Custom Auth Objects

Often a security administrator comes across requirements where the existing authorization objects delivered by SAP is not enough. Mostly these come during custom developments through completely new programs or enhancements to existing SAP programs. In such situations, SAP provides us with the option of defining completely new authorization objects. The names of these customer specific objects should begin with Y or Z and can be created through the SU21 transaction. If required we can define new authorization fields as well through the transaction SU20.

In the example below, we are set to create a new authorization field and use it in a new authorization object. First we go into Su20 and select the create option from the toolbar. We create a new field “ZBOOLEAN” which takes two possible values ‘X’ and ‘ ‘. The possible values for a field are controlled by the definition of the data element specified in the ABAP dictionary, in this case which is BOOLE_D. We might create our own data elements as well through SE11 transaction. On saving the new field we are prompted for a package for our new development. Packages are dictionary objects to group similar objects for transporting across development, quality assurance and production systems. We if do not plan to transport the new field we can select the local object (package $TMP) from the options.

Once the authorization field is created, its time to include it in a custom authorization object through Su21. We select the authorization class of the object and select the crate option. (Su21 also allows us to create our own authorization classes. Its a good practice to create at least one Z or Y authorization class to include our custom authorization objects).

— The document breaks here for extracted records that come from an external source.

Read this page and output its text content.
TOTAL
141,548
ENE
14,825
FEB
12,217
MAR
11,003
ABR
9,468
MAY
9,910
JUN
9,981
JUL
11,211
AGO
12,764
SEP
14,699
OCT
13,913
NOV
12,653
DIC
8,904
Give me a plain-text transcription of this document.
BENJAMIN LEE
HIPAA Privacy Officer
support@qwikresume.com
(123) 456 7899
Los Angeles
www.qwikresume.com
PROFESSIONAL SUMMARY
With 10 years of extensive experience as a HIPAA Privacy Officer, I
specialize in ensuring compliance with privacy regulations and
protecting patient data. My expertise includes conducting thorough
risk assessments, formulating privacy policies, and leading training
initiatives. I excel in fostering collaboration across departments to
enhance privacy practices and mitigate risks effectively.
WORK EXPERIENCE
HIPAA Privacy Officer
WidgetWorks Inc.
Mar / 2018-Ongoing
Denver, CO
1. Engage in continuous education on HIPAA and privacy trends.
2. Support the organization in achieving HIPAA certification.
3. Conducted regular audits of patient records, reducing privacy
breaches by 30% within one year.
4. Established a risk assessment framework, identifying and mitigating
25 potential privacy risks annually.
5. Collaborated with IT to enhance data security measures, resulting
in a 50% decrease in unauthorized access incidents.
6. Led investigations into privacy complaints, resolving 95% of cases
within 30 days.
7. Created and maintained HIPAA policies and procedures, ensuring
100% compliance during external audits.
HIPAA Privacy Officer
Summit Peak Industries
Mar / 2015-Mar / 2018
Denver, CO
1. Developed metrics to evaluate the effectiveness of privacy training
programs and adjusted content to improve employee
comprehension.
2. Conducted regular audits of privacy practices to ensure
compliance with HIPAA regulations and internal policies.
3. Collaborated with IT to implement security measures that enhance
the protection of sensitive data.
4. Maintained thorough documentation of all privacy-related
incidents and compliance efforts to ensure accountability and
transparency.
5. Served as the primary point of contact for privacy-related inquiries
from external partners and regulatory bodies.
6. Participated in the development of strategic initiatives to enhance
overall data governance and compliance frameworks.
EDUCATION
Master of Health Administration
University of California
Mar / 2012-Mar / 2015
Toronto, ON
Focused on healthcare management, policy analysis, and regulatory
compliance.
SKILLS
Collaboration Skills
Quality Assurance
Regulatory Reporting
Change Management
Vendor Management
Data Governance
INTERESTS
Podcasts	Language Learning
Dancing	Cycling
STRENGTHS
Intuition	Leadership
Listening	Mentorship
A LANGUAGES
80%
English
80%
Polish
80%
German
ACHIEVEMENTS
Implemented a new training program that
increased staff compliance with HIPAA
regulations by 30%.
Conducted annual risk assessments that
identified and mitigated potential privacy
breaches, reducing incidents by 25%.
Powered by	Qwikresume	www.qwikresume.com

We define the authorization field(s) for the new authorization object. Like the SAP delivered objects we are limited to a maximum of ten fields for custom objects as well. We should create some object documentation as well for future reference. On saving the new object we are again prompted for a package and we have the option of specifying a particular package or creating the new development as a local object. Typically at this point, the security administrator will contact the ABAP programmer to include a check for the new object in his code.